BOOM! Studios is creating quite a name for itself by re-imagining licensed properties from the past, usually sci-fi, for a new generation. Robocop follows that trend, except that instead of re-imagining, it’s really more of an expansion of the cyborg’s adventures. Lewis, Nash and even the ED-series robots have made appearances in previous issues.
Few read Robocop for its engaging storytelling, even if the original franchise did accurately allude to the rise of multinational corporations and the effects their apolitical structure could have on people’s rights. Nah, most of us just like the idea of a humanoid robot kicking the asses of degenerate scumbags and this book has plenty of that to go around.

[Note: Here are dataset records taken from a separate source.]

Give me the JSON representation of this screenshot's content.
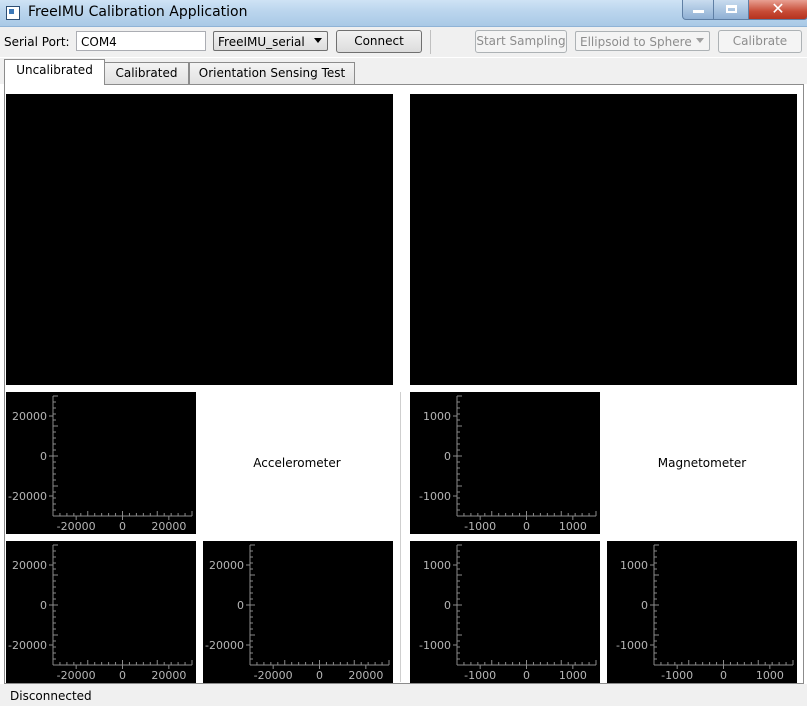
{
  "window": {
    "title": "FreeIMU Calibration Application",
    "close_glyph": "✕"
  },
  "toolbar": {
    "serial_port_label": "Serial Port:",
    "serial_port_value": "COM4",
    "protocol_value": "FreeIMU_serial",
    "connect_label": "Connect",
    "start_sampling_label": "Start Sampling",
    "fit_mode_value": "Ellipsoid to Sphere",
    "calibrate_label": "Calibrate"
  },
  "tabs": [
    {
      "label": "Uncalibrated"
    },
    {
      "label": "Calibrated"
    },
    {
      "label": "Orientation Sensing Test"
    }
  ],
  "groups": {
    "accelerometer_label": "Accelerometer",
    "magnetometer_label": "Magnetometer"
  },
  "plots": {
    "acc": {
      "y_ticks": [
        "20000",
        "0",
        "-20000"
      ],
      "x_ticks": [
        "-20000",
        "0",
        "20000"
      ],
      "y_tick_values": [
        20000,
        0,
        -20000
      ],
      "x_tick_values": [
        -20000,
        0,
        20000
      ]
    },
    "mag": {
      "y_ticks": [
        "1000",
        "0",
        "-1000"
      ],
      "x_ticks": [
        "-1000",
        "0",
        "1000"
      ],
      "y_tick_values": [
        1000,
        0,
        -1000
      ],
      "x_tick_values": [
        -1000,
        0,
        1000
      ]
    }
  },
  "status": {
    "text": "Disconnected"
  },
  "colors": {
    "plot_background": "#000000",
    "axis_color": "#8a8a8a",
    "tick_label_color": "#b5b5b5"
  }
}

The creative team has really captured the essence of those 80s and early 90s films spectacularly. And like those films, Robocop is full of zingy one-liners, but not much else in the way of dialogue. Everything is more or less over the top, from Lewis easily persuading a lab tech to give her access to OCP surveillance footage or the Detroit PD amping themselves up to finally go after Killian on his turf, the plot points are predictable. Nothing ever happens that isn’t expected but that’s fine; this is Robocop we’re talking about.
This book is fulfilling for those who remember watching that first film on VHS and being totally amazed by the brutality of that fictional future. Even though this is the seventh issue in the reboot, it’s a good point to pick up the story and sets up what is sure to be a bloody and gruesome next issue.